May 14, 2012: perhaps not the Lodgepole, but rather the Red River. See this post.
March 23, 2012: Nistler dry; now drilling Quale.
- Nistler 21-25H, first Whiting horizontal Lodgepole -- no commercial hydrocarbons in the Lodgepole; shut-in after drilling a horizontal leg in the Scallion member of the Lodgepole; no hydrocarbons from this zone even after fracture.
Elsewhere (this link is now broken, Nov 2, 2013) they area talking about Whiting's Nistler well in the far southwest corner of North Dakota, just north of Beach, North Dakota.
Back on July 30, 2011, I blogged about the Scallion formation and Whiting's plans to test it with a horizontal. It appears Whiting is doing just that with Nistler and a companion well one mile to the east, #22374, Quale 21-30 (note the lack of an "H" designation). [Update: July 10, 2012: still confidential.]
According to the well file, it appears Whiting had a bit of difficulty with the Nistler well. The sundry form says it is shut in but the NDIC website says the status is "A." The sundry form clearly states it is a Three Forks well, though the geologist's report clearly states the horizontal is in the Scallion. NDIC reports it as a Three Forks well.

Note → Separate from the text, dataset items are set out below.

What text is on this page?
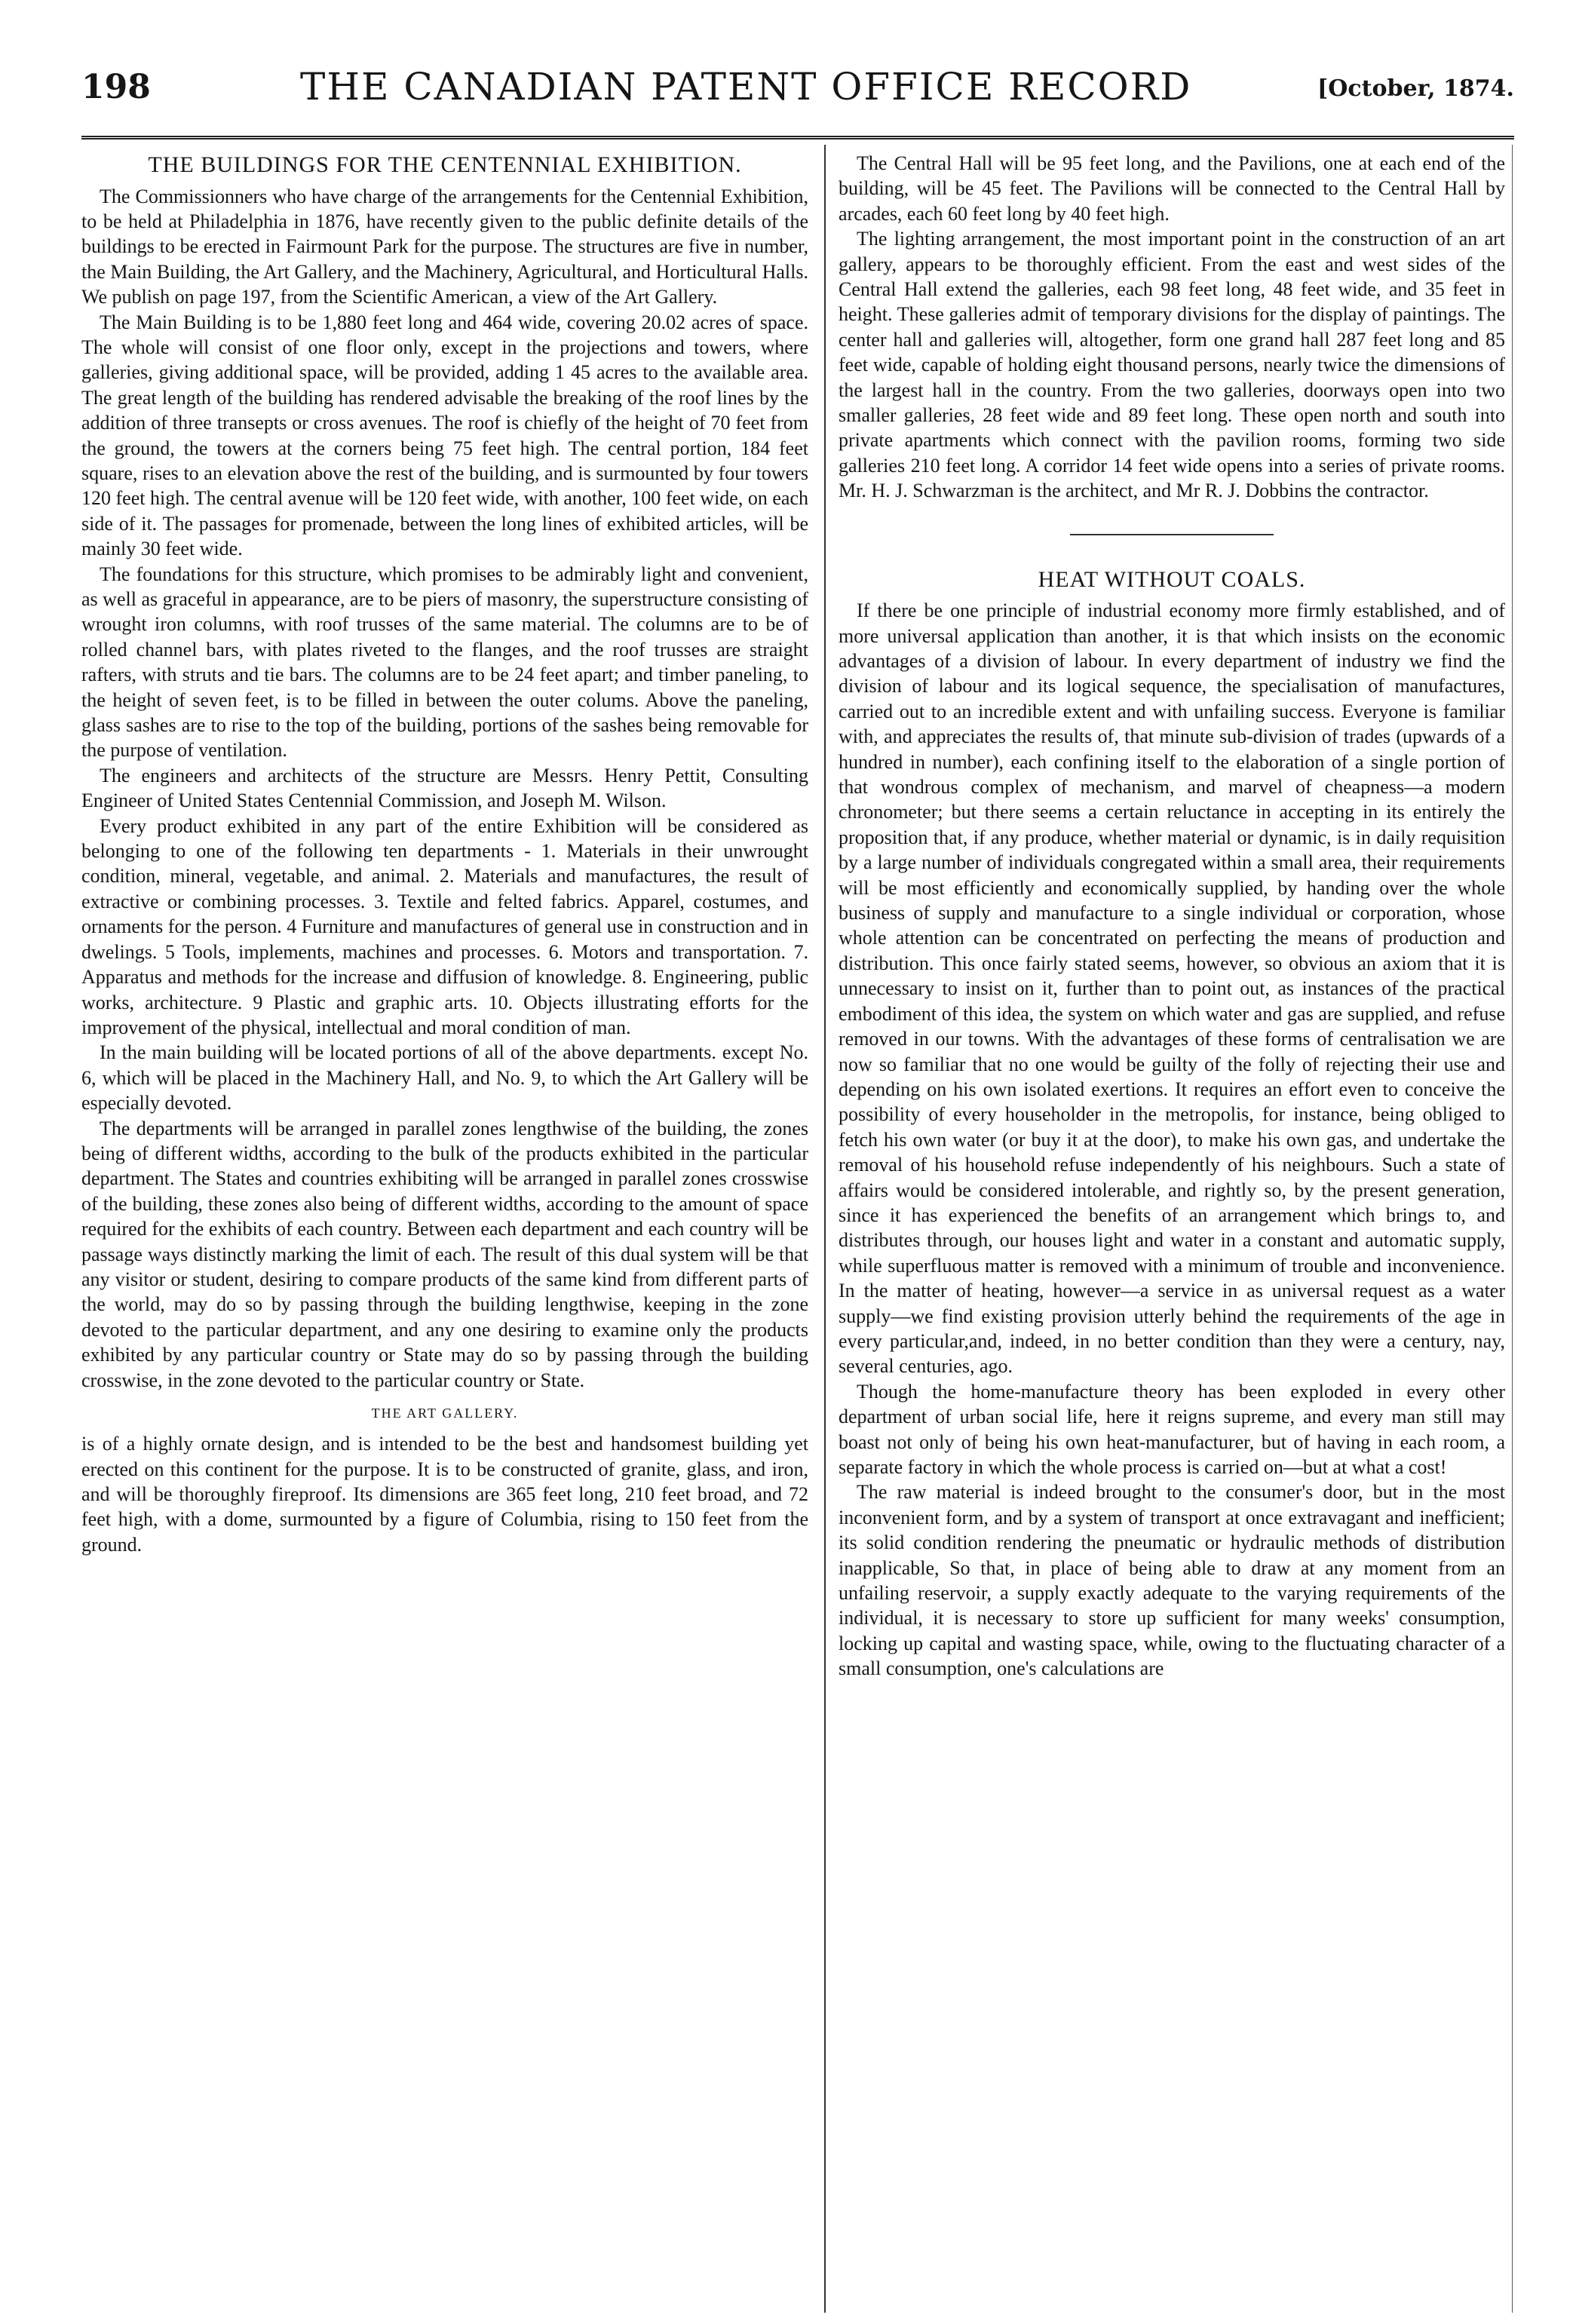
198	THE CANADIAN PATENT OFFICE RECORD	[October, 1874.
THE BUILDINGS FOR THE CENTENNIAL EXHIBITION.

The Commissionners who have charge of the arrangements for the Centennial Exhibition, to be held at Philadelphia in 1876, have recently given to the public definite details of the buildings to be erected in Fairmount Park for the purpose. The structures are five in number, the Main Building, the Art Gallery, and the Machinery, Agricultural, and Horticultural Halls. We publish on page 197, from the Scientific American, a view of the Art Gallery.

The Main Building is to be 1,880 feet long and 464 wide, covering 20.02 acres of space. The whole will consist of one floor only, except in the projections and towers, where galleries, giving additional space, will be provided, adding 1 45 acres to the available area. The great length of the building has rendered advisable the breaking of the roof lines by the addition of three transepts or cross avenues. The roof is chiefly of the height of 70 feet from the ground, the towers at the corners being 75 feet high. The central portion, 184 feet square, rises to an elevation above the rest of the building, and is surmounted by four towers 120 feet high. The central avenue will be 120 feet wide, with another, 100 feet wide, on each side of it. The passages for promenade, between the long lines of exhibited articles, will be mainly 30 feet wide.

The foundations for this structure, which promises to be admirably light and convenient, as well as graceful in appearance, are to be piers of masonry, the superstructure consisting of wrought iron columns, with roof trusses of the same material. The columns are to be of rolled channel bars, with plates riveted to the flanges, and the roof trusses are straight rafters, with struts and tie bars. The columns are to be 24 feet apart; and timber paneling, to the height of seven feet, is to be filled in between the outer colums. Above the paneling, glass sashes are to rise to the top of the building, portions of the sashes being removable for the purpose of ventilation.

The engineers and architects of the structure are Messrs. Henry Pettit, Consulting Engineer of United States Centennial Commission, and Joseph M. Wilson.

Every product exhibited in any part of the entire Exhibition will be considered as belonging to one of the following ten departments - 1. Materials in their unwrought condition, mineral, vegetable, and animal. 2. Materials and manufactures, the result of extractive or combining processes. 3. Textile and felted fabrics. Apparel, costumes, and ornaments for the person. 4 Furniture and manufactures of general use in construction and in dwelings. 5 Tools, implements, machines and processes. 6. Motors and transportation. 7. Apparatus and methods for the increase and diffusion of knowledge. 8. Engineering, public works, architecture. 9 Plastic and graphic arts. 10. Objects illustrating efforts for the improvement of the physical, intellectual and moral condition of man.

In the main building will be located portions of all of the above departments. except No. 6, which will be placed in the Machinery Hall, and No. 9, to which the Art Gallery will be especially devoted.

The departments will be arranged in parallel zones lengthwise of the building, the zones being of different widths, according to the bulk of the products exhibited in the particular department. The States and countries exhibiting will be arranged in parallel zones crosswise of the building, these zones also being of different widths, according to the amount of space required for the exhibits of each country. Between each department and each country will be passage ways distinctly marking the limit of each. The result of this dual system will be that any visitor or student, desiring to compare products of the same kind from different parts of the world, may do so by passing through the building lengthwise, keeping in the zone devoted to the particular department, and any one desiring to examine only the products exhibited by any particular country or State may do so by passing through the building crosswise, in the zone devoted to the particular country or State.

THE ART GALLERY.

is of a highly ornate design, and is intended to be the best and handsomest building yet erected on this continent for the purpose. It is to be constructed of granite, glass, and iron, and will be thoroughly fireproof. Its dimensions are 365 feet long, 210 feet broad, and 72 feet high, with a dome, surmounted by a figure of Columbia, rising to 150 feet from the ground.

The Central Hall will be 95 feet long, and the Pavilions, one at each end of the building, will be 45 feet. The Pavilions will be connected to the Central Hall by arcades, each 60 feet long by 40 feet high.

The lighting arrangement, the most important point in the construction of an art gallery, appears to be thoroughly efficient. From the east and west sides of the Central Hall extend the galleries, each 98 feet long, 48 feet wide, and 35 feet in height. These galleries admit of temporary divisions for the display of paintings. The center hall and galleries will, altogether, form one grand hall 287 feet long and 85 feet wide, capable of holding eight thousand persons, nearly twice the dimensions of the largest hall in the country. From the two galleries, doorways open into two smaller galleries, 28 feet wide and 89 feet long. These open north and south into private apartments which connect with the pavilion rooms, forming two side galleries 210 feet long. A corridor 14 feet wide opens into a series of private rooms. Mr. H. J. Schwarzman is the architect, and Mr R. J. Dobbins the contractor.

HEAT WITHOUT COALS.

If there be one principle of industrial economy more firmly established, and of more universal application than another, it is that which insists on the economic advantages of a division of labour. In every department of industry we find the division of labour and its logical sequence, the specialisation of manufactures, carried out to an incredible extent and with unfailing success. Everyone is familiar with, and appreciates the results of, that minute sub-division of trades (upwards of a hundred in number), each confining itself to the elaboration of a single portion of that wondrous complex of mechanism, and marvel of cheapness—a modern chronometer; but there seems a certain reluctance in accepting in its entirely the proposition that, if any produce, whether material or dynamic, is in daily requisition by a large number of individuals congregated within a small area, their requirements will be most efficiently and economically supplied, by handing over the whole business of supply and manufacture to a single individual or corporation, whose whole attention can be concentrated on perfecting the means of production and distribution. This once fairly stated seems, however, so obvious an axiom that it is unnecessary to insist on it, further than to point out, as instances of the practical embodiment of this idea, the system on which water and gas are supplied, and refuse removed in our towns. With the advantages of these forms of centralisation we are now so familiar that no one would be guilty of the folly of rejecting their use and depending on his own isolated exertions. It requires an effort even to conceive the possibility of every householder in the metropolis, for instance, being obliged to fetch his own water (or buy it at the door), to make his own gas, and undertake the removal of his household refuse independently of his neighbours. Such a state of affairs would be considered intolerable, and rightly so, by the present generation, since it has experienced the benefits of an arrangement which brings to, and distributes through, our houses light and water in a constant and automatic supply, while superfluous matter is removed with a minimum of trouble and inconvenience. In the matter of heating, however—a service in as universal request as a water supply—we find existing provision utterly behind the requirements of the age in every particular,and, indeed, in no better condition than they were a century, nay, several centuries, ago.

Though the home-manufacture theory has been exploded in every other department of urban social life, here it reigns supreme, and every man still may boast not only of being his own heat-manufacturer, but of having in each room, a separate factory in which the whole process is carried on—but at what a cost!

The raw material is indeed brought to the consumer's door, but in the most inconvenient form, and by a system of transport at once extravagant and inefficient; its solid condition rendering the pneumatic or hydraulic methods of distribution inapplicable, So that, in place of being able to draw at any moment from an unfailing reservoir, a supply exactly adequate to the varying requirements of the individual, it is necessary to store up sufficient for many weeks' consumption, locking up capital and wasting space, while, owing to the fluctuating character of a small consumption, one's calculations are
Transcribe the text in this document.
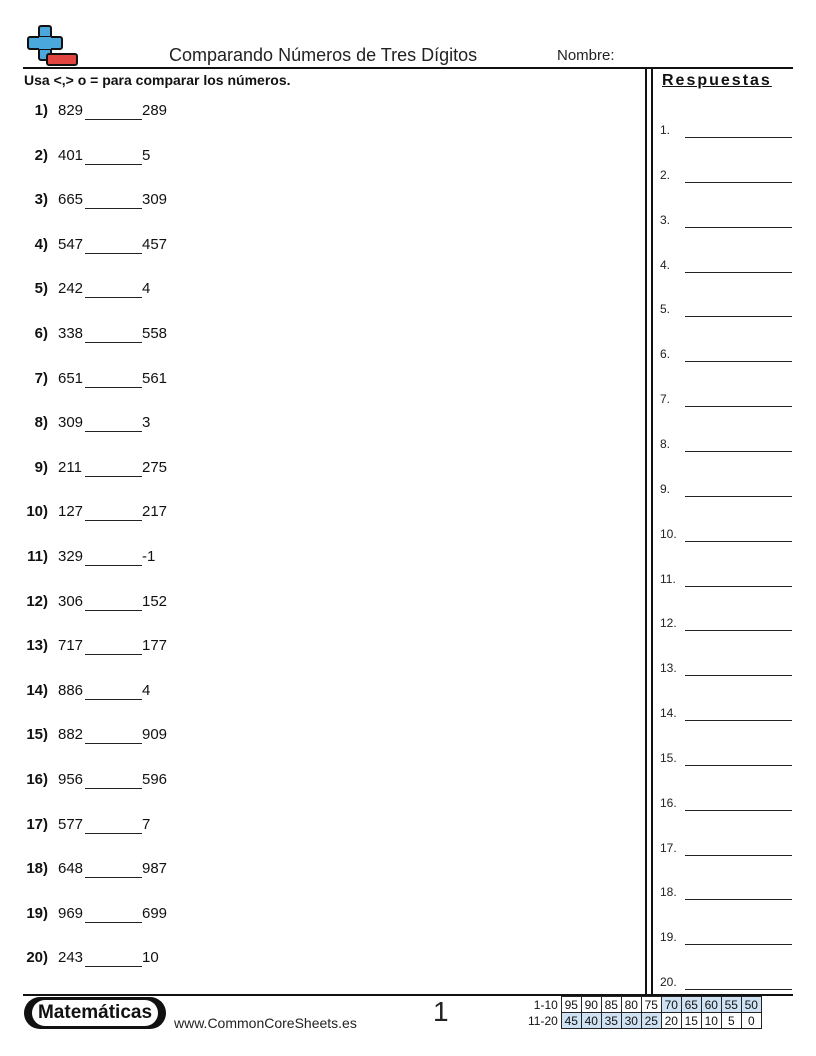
Comparando Números de Tres Dígitos	Nombre:
Usa <,> o = para comparar los números.
1) 829	289
2) 401	5
3) 665	309
4) 547	457
5) 242	4
6) 338	558
7) 651	561
8) 309	3
9) 211	275
10) 127	217
11) 329	-1
12) 306	152
13) 717	177
14) 886	4
15) 882	909
16) 956	596
17) 577	7
18) 648	987
19) 969	699
20) 243	10
Respuestas
1.
2.
3.
4.
5.
6.
7.
8.
9.
10.
11.
12.
13.
14.
15.
16.
17.
18.
19.
20.
Matemáticas	www.CommonCoreSheets.es	1	1-10	95	90	85	80	75	70	65	60	55	50
11-20	45	40	35	30	25	20	15	10	5	0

Key comment from the first link above:
Fairly unimpressive hydrocarbon shows on the mudlog. This is close to the area where the shales disappear or is already south of where they are absent. Apparent shut in status during high oil prices is not a positive sign. Three Forks confusion by DMR may stem from that formation being identified by Whiting apparently by mistake on a sundry notice.